The University Agricultural Education Club’s fourth Annual Agriculture Awareness Day, held Tuesday on the East Bank, was an effort to get students in touch with their foods’ origins and teach them about what students do on the St. Paul campus.

“There are a few students on Minneapolis who don’t even know that we have a St. Paul campus,” said agricultural education freshman Sarah Marketon, who taught students about pork production at the event. “That’s why we’re over here today.”

More than 100 students flooded the cobblestones of Church Street on Tuesday afternoon to pet llamas, pigs, sheep, cows and goats while learning about the roles the animals play in the agriculture industry.

They browsed tables staffed by representatives of different parts of the business, learning about biofuel production and the health benefits of dairy.
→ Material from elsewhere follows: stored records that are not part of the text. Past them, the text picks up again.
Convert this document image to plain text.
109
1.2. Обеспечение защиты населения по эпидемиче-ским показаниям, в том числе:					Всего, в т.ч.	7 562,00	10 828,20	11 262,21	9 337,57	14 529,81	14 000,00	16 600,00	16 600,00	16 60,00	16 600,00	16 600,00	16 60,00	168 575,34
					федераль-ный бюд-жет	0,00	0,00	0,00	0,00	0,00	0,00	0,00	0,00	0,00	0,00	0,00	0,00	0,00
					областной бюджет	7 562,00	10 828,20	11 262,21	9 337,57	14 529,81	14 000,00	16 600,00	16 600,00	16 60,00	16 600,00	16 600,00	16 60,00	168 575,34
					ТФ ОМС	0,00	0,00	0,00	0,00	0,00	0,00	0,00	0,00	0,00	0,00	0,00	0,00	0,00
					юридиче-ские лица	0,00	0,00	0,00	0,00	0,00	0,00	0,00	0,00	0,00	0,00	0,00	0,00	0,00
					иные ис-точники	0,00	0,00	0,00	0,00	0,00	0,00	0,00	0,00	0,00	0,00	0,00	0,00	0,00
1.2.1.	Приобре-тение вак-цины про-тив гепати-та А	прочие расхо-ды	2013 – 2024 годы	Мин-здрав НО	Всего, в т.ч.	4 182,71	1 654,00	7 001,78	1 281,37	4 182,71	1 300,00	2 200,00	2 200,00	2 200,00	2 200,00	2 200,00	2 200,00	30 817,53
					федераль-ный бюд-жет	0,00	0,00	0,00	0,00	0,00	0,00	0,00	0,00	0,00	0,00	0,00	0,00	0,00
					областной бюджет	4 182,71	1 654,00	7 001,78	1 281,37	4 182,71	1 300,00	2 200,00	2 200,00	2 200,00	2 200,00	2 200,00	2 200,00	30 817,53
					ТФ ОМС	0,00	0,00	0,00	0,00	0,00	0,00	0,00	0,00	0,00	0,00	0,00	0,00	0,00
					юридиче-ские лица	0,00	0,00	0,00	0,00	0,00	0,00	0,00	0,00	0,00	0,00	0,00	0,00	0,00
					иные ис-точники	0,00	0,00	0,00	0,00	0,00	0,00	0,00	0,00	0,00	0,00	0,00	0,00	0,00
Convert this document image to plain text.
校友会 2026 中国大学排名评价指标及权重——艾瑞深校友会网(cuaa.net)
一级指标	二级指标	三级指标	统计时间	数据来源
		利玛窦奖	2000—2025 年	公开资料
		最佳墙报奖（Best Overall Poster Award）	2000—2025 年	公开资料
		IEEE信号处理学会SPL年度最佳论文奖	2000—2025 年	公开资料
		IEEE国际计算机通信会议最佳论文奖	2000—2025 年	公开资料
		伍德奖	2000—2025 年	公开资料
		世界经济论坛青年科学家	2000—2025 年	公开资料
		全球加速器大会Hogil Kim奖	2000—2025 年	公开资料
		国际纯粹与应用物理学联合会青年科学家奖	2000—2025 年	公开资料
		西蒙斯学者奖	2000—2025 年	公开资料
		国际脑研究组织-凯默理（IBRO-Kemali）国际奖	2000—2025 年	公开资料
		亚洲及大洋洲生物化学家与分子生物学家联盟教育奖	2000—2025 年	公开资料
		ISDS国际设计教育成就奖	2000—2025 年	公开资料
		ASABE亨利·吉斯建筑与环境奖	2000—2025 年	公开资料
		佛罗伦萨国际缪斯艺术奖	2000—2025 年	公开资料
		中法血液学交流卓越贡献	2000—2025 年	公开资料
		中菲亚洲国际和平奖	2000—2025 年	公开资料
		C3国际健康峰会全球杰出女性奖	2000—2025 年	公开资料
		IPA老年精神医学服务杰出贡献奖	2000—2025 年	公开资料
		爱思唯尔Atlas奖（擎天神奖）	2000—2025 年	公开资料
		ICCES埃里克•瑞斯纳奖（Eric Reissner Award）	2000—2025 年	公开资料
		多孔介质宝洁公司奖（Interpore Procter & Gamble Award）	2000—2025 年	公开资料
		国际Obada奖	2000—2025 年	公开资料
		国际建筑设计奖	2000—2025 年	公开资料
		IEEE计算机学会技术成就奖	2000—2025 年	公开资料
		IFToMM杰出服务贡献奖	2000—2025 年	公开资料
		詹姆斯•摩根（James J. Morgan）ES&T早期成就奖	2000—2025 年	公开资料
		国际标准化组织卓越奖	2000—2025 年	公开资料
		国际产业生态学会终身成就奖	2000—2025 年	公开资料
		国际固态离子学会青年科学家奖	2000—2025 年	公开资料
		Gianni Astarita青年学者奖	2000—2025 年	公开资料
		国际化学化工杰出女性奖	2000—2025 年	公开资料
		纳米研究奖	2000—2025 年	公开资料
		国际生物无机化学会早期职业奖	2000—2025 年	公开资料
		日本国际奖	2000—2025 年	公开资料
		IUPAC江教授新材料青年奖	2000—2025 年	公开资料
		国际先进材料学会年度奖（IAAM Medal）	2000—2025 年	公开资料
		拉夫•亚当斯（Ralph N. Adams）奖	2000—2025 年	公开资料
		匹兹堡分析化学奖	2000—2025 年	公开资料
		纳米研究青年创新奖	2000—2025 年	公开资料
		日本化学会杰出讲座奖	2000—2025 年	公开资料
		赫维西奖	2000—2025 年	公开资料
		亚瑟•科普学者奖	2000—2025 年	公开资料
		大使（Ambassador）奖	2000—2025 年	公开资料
They tested their farm knowledge with trivia games and munched on protein-filled bars while being filled in on soybean farming.

“They really brought the part of campus that we never really get to see as a [College of Science and Engineering] student over here,” chemical engineering freshman Rena Wang said.

Though she doesn’t normally think about where her food comes from, she said seeing the animals and talking to food producers made her more interested in the process.

Materials science junior Rochelle Zordich said every year after Agriculture Awareness Day, she becomes a bit more driven to look into different food options and learn how it’s produced.

“I think that [interest] lasts longer every year,” she said.

Computer engineering junior Taylor Trimble said he’s come to the event for the past three years, and he now calls it “touch-a-pig day.”

Though he considers himself a city kid and spends most of his time on the Minneapolis campus, Trimble said he worked on his grandparents’ farm for a few summers growing up.

“A lot of people’s opinion of farming is that it’s older [and] it’s not really high-tech,” he said. “There’s definitely a science to it.”

Trimble said he appreciates the event because it gives students a more realistic look at what farming is.

“It’s not just Mom and Pop living on the land and having a few cows and chickens,” he said. “It’s an industry.”